2 Kali Bikin Heboh Bandara Pangkalan Bun, Pria Ini Diserahkan ke Keluarganya

2 Kali Bikin Heboh Bandara Pangkalan Bun, Pria Ini Diserahkan ke Keluarganya

Sigit Pamungkas - detikKalimantan
Sabtu, 11 Jul 2026 23:59 WIB
Ilustrasi bandara
Ilustrasi bandara/Foto: Getty Images/dmitriymoroz
Pangkalan Bun -

Suasana Bandara Iskandar Pangkalan Bun, Kabupaten Kotawaringin Barat, sempat mencuri perhatian calon penumpang karena ada pria yang diduga mengalami gangguan mental terlihat mondar-mandir di area terminal sambil berbicara tidak jelas, Sabtu (11/7/2026) siang.
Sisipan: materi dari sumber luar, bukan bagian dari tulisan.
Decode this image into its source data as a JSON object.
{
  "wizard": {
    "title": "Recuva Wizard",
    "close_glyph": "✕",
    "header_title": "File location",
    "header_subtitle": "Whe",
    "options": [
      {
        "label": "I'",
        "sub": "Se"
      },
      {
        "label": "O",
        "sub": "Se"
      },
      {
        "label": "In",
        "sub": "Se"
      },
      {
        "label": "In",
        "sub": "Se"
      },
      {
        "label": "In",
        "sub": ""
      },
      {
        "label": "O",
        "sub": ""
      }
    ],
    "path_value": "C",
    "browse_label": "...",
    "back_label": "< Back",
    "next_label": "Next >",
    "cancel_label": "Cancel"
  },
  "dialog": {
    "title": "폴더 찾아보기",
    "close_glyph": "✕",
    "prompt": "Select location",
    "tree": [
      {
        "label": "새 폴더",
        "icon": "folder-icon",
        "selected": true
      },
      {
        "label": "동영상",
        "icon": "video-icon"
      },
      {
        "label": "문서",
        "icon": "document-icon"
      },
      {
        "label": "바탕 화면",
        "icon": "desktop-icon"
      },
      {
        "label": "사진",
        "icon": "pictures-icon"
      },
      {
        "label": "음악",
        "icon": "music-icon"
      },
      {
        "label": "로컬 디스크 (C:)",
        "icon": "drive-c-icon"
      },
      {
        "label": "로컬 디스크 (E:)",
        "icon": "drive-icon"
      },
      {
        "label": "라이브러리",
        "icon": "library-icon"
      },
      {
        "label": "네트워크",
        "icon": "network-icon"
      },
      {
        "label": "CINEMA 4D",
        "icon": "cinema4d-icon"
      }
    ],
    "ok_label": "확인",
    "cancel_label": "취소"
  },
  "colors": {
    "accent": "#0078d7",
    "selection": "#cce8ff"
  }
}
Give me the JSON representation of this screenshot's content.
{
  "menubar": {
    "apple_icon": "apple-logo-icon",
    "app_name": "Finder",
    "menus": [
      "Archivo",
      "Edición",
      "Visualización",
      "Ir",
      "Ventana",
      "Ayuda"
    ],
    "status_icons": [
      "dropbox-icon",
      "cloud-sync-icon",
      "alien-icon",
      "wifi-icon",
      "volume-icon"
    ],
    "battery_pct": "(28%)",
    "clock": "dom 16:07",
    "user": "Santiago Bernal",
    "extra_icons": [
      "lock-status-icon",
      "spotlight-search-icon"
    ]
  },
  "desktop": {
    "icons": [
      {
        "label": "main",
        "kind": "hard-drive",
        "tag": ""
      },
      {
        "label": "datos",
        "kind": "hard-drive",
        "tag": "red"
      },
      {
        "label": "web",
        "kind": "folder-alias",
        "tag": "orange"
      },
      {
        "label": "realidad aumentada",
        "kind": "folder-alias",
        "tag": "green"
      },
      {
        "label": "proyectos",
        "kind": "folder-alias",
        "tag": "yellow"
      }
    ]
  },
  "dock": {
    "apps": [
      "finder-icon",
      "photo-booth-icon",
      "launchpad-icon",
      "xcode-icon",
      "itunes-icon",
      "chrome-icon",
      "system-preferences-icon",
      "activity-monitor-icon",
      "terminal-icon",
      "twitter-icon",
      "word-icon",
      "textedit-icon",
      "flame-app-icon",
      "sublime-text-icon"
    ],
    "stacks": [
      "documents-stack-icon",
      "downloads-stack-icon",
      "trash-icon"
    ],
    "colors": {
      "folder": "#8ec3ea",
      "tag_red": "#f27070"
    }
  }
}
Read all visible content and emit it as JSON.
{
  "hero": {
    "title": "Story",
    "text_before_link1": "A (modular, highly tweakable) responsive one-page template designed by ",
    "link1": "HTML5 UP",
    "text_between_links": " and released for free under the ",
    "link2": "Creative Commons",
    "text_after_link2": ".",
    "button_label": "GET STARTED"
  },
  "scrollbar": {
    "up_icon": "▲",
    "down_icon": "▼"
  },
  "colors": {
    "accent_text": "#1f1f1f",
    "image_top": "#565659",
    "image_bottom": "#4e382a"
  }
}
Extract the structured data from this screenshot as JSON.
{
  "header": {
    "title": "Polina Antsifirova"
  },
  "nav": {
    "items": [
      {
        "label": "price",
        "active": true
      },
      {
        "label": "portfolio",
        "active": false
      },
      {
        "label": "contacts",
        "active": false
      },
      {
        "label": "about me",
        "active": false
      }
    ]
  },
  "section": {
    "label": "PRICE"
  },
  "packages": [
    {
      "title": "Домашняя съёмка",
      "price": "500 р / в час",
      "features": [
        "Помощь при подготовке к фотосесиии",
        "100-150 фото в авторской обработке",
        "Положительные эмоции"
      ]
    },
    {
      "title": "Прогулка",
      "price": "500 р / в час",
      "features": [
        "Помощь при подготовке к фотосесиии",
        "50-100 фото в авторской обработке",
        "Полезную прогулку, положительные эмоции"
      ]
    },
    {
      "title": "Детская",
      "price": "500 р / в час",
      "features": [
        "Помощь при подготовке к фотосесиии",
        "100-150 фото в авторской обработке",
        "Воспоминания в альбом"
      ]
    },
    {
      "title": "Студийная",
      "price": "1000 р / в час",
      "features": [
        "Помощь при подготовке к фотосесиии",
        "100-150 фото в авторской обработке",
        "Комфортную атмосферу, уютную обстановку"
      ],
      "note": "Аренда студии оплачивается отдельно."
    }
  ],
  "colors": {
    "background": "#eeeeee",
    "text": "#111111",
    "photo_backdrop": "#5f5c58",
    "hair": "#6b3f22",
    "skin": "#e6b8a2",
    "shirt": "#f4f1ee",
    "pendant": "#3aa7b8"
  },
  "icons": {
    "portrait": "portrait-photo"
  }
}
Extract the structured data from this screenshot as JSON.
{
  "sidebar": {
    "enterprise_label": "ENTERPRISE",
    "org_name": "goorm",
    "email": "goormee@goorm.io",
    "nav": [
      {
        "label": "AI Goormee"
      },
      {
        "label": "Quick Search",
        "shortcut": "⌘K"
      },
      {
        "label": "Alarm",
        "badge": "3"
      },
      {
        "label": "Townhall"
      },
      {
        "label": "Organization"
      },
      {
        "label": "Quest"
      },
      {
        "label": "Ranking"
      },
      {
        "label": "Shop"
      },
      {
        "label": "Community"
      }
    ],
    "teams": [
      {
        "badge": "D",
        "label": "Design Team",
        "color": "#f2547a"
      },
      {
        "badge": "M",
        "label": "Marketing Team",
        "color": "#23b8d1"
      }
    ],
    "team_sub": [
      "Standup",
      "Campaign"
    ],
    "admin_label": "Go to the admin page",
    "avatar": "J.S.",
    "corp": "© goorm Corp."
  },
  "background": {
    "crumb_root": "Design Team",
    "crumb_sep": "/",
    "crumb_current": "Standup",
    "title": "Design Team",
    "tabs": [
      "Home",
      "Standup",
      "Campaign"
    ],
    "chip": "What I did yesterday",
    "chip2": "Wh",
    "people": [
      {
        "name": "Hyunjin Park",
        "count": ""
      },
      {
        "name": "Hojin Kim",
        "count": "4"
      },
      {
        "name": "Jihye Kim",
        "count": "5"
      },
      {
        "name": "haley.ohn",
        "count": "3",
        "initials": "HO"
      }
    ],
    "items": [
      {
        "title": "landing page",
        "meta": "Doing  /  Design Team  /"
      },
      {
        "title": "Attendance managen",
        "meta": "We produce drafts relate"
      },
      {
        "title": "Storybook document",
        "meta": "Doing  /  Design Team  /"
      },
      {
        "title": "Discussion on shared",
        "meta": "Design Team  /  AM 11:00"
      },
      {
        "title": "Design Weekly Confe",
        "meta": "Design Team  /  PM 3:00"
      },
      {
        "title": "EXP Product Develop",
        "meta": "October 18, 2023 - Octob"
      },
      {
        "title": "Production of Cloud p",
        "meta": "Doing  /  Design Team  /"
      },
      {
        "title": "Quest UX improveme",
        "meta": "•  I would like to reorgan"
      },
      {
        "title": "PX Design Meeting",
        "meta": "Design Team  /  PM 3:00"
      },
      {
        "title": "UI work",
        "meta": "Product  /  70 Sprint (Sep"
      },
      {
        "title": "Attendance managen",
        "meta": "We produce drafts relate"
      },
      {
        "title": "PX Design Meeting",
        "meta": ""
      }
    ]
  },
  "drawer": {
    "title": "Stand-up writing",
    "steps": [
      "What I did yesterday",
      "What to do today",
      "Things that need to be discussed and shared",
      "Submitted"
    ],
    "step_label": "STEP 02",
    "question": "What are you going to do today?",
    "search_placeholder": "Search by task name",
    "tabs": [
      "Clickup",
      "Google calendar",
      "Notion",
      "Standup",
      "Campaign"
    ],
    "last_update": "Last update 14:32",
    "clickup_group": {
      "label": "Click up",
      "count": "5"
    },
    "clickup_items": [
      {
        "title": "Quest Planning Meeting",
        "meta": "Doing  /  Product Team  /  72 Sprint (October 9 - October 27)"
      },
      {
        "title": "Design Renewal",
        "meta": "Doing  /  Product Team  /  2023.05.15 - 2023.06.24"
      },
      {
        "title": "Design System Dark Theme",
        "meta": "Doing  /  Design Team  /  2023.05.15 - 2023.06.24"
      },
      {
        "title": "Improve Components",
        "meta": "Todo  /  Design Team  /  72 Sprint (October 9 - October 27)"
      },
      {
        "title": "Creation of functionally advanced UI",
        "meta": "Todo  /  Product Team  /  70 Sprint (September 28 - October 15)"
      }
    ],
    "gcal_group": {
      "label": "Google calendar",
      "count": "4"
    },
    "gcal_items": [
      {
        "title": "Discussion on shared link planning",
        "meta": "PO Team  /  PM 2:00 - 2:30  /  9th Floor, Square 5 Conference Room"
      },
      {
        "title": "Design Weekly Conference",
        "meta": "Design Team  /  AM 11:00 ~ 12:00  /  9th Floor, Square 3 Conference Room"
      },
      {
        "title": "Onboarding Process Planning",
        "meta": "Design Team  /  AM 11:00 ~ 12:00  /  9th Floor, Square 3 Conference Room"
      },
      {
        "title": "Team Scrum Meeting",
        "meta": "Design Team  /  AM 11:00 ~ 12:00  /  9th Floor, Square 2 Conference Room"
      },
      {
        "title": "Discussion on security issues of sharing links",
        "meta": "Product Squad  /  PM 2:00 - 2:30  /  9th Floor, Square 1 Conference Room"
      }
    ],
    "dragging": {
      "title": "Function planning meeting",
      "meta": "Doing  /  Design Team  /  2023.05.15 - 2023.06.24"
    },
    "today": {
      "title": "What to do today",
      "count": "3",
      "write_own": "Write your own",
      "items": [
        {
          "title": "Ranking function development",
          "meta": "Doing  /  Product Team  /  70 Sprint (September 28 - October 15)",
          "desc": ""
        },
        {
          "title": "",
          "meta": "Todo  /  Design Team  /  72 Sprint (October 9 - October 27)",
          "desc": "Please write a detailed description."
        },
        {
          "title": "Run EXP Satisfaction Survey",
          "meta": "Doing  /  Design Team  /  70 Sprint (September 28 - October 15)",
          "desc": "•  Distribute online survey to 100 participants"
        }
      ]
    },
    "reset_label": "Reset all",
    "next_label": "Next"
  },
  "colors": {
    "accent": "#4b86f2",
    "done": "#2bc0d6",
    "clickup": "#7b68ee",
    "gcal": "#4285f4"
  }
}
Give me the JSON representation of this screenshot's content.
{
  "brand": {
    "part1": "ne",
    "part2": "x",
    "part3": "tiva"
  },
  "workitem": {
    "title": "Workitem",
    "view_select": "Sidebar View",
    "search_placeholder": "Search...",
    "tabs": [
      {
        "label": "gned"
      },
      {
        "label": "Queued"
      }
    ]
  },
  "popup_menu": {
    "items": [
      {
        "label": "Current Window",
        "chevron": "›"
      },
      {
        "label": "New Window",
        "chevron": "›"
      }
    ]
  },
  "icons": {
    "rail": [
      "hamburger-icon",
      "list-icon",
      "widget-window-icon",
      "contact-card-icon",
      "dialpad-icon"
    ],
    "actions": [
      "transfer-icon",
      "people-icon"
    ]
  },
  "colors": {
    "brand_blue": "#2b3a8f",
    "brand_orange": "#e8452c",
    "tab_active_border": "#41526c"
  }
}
Pria yang belakangan diketahui bernama Akel itu pertama kali datang ke bandara mengenakan kemeja putih, sarung, dan memiliki tato di tubuhnya.

Tingkah lakunya yang tampak kebingungan membuat petugas Aviation Security (Avsec) bersama Unit Penyelenggara Bandar Udara (UPBU) segera mengambil langkah pengamanan secara persuasif. Setelah situasi dikendalikan, pihak bandara berkoordinasi dengan Dinas Sosial Kabupaten Kotawaringin Barat untuk memberikan penanganan sesuai kondisi Akel.

Namun beberapa jam kemudian, Akel kembali terlihat berjalan kaki dari arah kawasan TNI AU menuju Bandara Iskandar. Kali ini ia mengenakan kemeja flanel hijau lengan panjang dan celana panjang cokelat.

ADVERTISEMENT

SCROLL TO CONTINUE WITH CONTENT

Petugas Avsec kembali mengamankannya dan berusaha menenangkan kondisinya. Tidak berhenti sampai di situ, petugas kemudian menelusuri identitas Akel.

Dalam penelusuran diketahui ia sebelumnya bekerja di sebuah rumah makan ikan asapan di kawasan Pelingkau, Kelurahan Baru. Avsec lalu menghubungi pemilik rumah makan untuk memastikan identitas sekaligus mencari informasi mengenai keluarganya.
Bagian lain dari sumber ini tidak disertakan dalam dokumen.